If there are needs to go to user level I lean towards EAP-TLS User Certs which for the most part should only arrive on domain joined devices via auto-enrollment.  Then I don't need to do any MAR checks.

I haven't done a ton of deployments, but are you saying the customer is unable to lock down their Windows Environment with GPO policies?

ok, so the short answer to the story is we are trying to do everything with ISE.

Wireless:

We have 1 SSID for on domain, off domain laptops, macbooks, and also phones. Since we needed to differentiate if the PC was on/off domain AND if the user was in the allowed fg group for wireless access, we were/are using AnyConnect EAP Chaining to get both credentials. We think it was Aprils Win10 cumulative update that broke some AnyConnect installs. We were at 4.3.03 and tried to update to 4.4.02 and testing showed it fixing the issue. When we went to mass deploy, we ran into 10-20% of devices failed to update, or just the NAM component failing to install.(Currently working with TAC on this mess).

Even if we fix this round, we already know that the Win 10 creators update requires AnyConnect to be uninstalled before the update.

So, the only possibility of dropping the NAM part of AnyConnect is the use MAR to remember the machine online, and then when the user logs in to verify they have wireless access.

I'll have to see if the System group has a GPO set for the network. As far as I know, they don't have anything set, so was wondering why Win10 Was defaulting to machine only when a Win 7 on domain computer will send the user credentials.

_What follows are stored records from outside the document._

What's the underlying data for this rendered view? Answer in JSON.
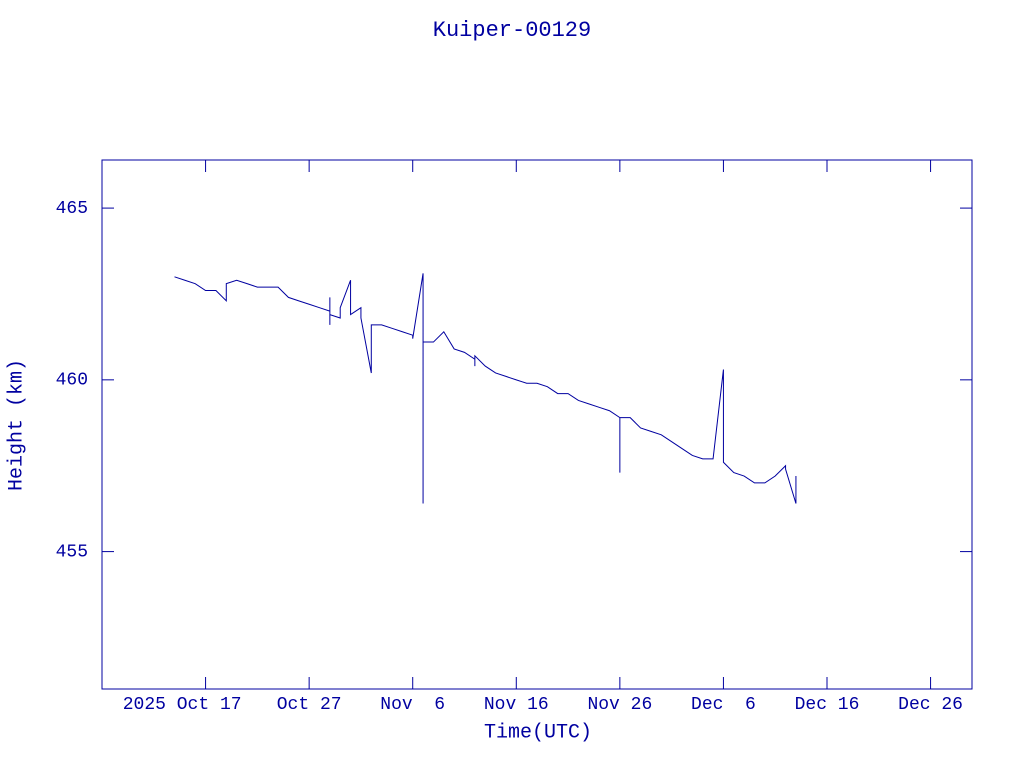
{
  "chart_data": {
    "type": "line",
    "title": "Kuiper-00129",
    "x_label": "Time(UTC)",
    "y_label": "Height (km)",
    "color": "#0000a0",
    "x": [
      "2025-10-14",
      "2025-10-15",
      "2025-10-16",
      "2025-10-17",
      "2025-10-18",
      "2025-10-19",
      "2025-10-19",
      "2025-10-20",
      "2025-10-21",
      "2025-10-22",
      "2025-10-23",
      "2025-10-24",
      "2025-10-25",
      "2025-10-26",
      "2025-10-27",
      "2025-10-28",
      "2025-10-29",
      "2025-10-29",
      "2025-10-29",
      "2025-10-29",
      "2025-10-30",
      "2025-10-30",
      "2025-10-31",
      "2025-10-31",
      "2025-11-01",
      "2025-11-01",
      "2025-11-02",
      "2025-11-02",
      "2025-11-03",
      "2025-11-04",
      "2025-11-05",
      "2025-11-06",
      "2025-11-06",
      "2025-11-07",
      "2025-11-07",
      "2025-11-07",
      "2025-11-07",
      "2025-11-08",
      "2025-11-09",
      "2025-11-10",
      "2025-11-11",
      "2025-11-12",
      "2025-11-12",
      "2025-11-12",
      "2025-11-13",
      "2025-11-14",
      "2025-11-15",
      "2025-11-16",
      "2025-11-17",
      "2025-11-18",
      "2025-11-19",
      "2025-11-20",
      "2025-11-21",
      "2025-11-22",
      "2025-11-23",
      "2025-11-24",
      "2025-11-25",
      "2025-11-26",
      "2025-11-26",
      "2025-11-26",
      "2025-11-27",
      "2025-11-28",
      "2025-11-29",
      "2025-11-30",
      "2025-12-01",
      "2025-12-02",
      "2025-12-03",
      "2025-12-04",
      "2025-12-05",
      "2025-12-06",
      "2025-12-06",
      "2025-12-07",
      "2025-12-08",
      "2025-12-09",
      "2025-12-10",
      "2025-12-11",
      "2025-12-12",
      "2025-12-12",
      "2025-12-13",
      "2025-12-13"
    ],
    "values": [
      463.0,
      462.9,
      462.8,
      462.6,
      462.6,
      462.3,
      462.8,
      462.9,
      462.8,
      462.7,
      462.7,
      462.7,
      462.4,
      462.3,
      462.2,
      462.1,
      462.0,
      461.6,
      462.4,
      461.9,
      461.8,
      462.1,
      462.9,
      461.9,
      462.1,
      461.8,
      460.2,
      461.6,
      461.6,
      461.5,
      461.4,
      461.3,
      461.2,
      463.1,
      459.1,
      456.4,
      461.1,
      461.1,
      461.4,
      460.9,
      460.8,
      460.6,
      460.4,
      460.7,
      460.4,
      460.2,
      460.1,
      460.0,
      459.9,
      459.9,
      459.8,
      459.6,
      459.6,
      459.4,
      459.3,
      459.2,
      459.1,
      458.9,
      457.3,
      458.9,
      458.9,
      458.6,
      458.5,
      458.4,
      458.2,
      458.0,
      457.8,
      457.7,
      457.7,
      460.3,
      457.6,
      457.3,
      457.2,
      457.0,
      457.0,
      457.2,
      457.5,
      457.4,
      456.4,
      457.2
    ],
    "xlim": [
      "2025-10-07",
      "2025-12-30"
    ],
    "xticks": [
      {
        "value": "2025-10-17",
        "label": "2025 Oct 17"
      },
      {
        "value": "2025-10-27",
        "label": "Oct 27"
      },
      {
        "value": "2025-11-06",
        "label": "Nov  6"
      },
      {
        "value": "2025-11-16",
        "label": "Nov 16"
      },
      {
        "value": "2025-11-26",
        "label": "Nov 26"
      },
      {
        "value": "2025-12-06",
        "label": "Dec  6"
      },
      {
        "value": "2025-12-16",
        "label": "Dec 16"
      },
      {
        "value": "2025-12-26",
        "label": "Dec 26"
      }
    ],
    "ylim": [
      451,
      466.4
    ],
    "yticks": [
      455,
      460,
      465
    ]
  }
}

As for EAP-TLS, they don't do user certs currently, so not much I can do about that right now. They want to use ISE to implement private vlans for wired now also.

Dustin,

What you are doing is common with wireless. You have multiple use case scenarios that need to connect to a secure SSID. I have done it 50+ times and it is the same discussion with almost every customer I talk to. Here is how I handle each of those use cases you mentioned:

1) Domain Joined Windows- PEAP domain computer

2) Macs- If they aren’t domain joined I ask them why not. Once they are domain joined you can configure them (much easier if they are using JAMF/Casper manage them) to present their AD computer credentials just like the Windows domain joined devices. If they don’t want to join them to the domain then we may look at allowing PEAP user credentials with a MAC address whitelist of allowed Macs. I have also installed certs on Macs as well as another option.

3) Personal Laptops- what is the use case here? Most times I allow PEAP users from personal devices but move them over to the guest network interface on the WLC to create a secure guest scenario. Employees love it because they can bring their own devices and IT likes it because they aren’t getting access to the internal network. If they have to get on the internal network you can do same type of thing, PEAP User with a whitelist or only a specific AD groups can only do this. I can’t remember the last customer I had that would allow a personal laptop on their secure internal network.

4) Mobile Devices- typically MDM enrolled and you can either use the cert pushed by the MDM or have the MDM push a cert to the phones from the internal CA. So corporate mobile devices would do EAP-TLS.

That is how I handle what you are trying to do. In 75+ installs I think I have had to use NAM once (customer already had it before I got involved) and have never had to use EAP chaining or MAR cache.

Paul Haferman

Office- 920.996.3011

Cell- 920.284.9250

This is what gets weird and complicated with what they are doing.

personal laptops are not allowed, we have a separate BYOD network for those.

we have domain, and non-domain company owned laptops. Basically, on-domain, you can't have admin rights to the system.

And, not all users are allowed wireless access, so can't just base it off the machine.

This is why we are using EAP Chaining with AnyConnect. I need to know if the laptop is on/off domain, and if the user has permission to use the wireless.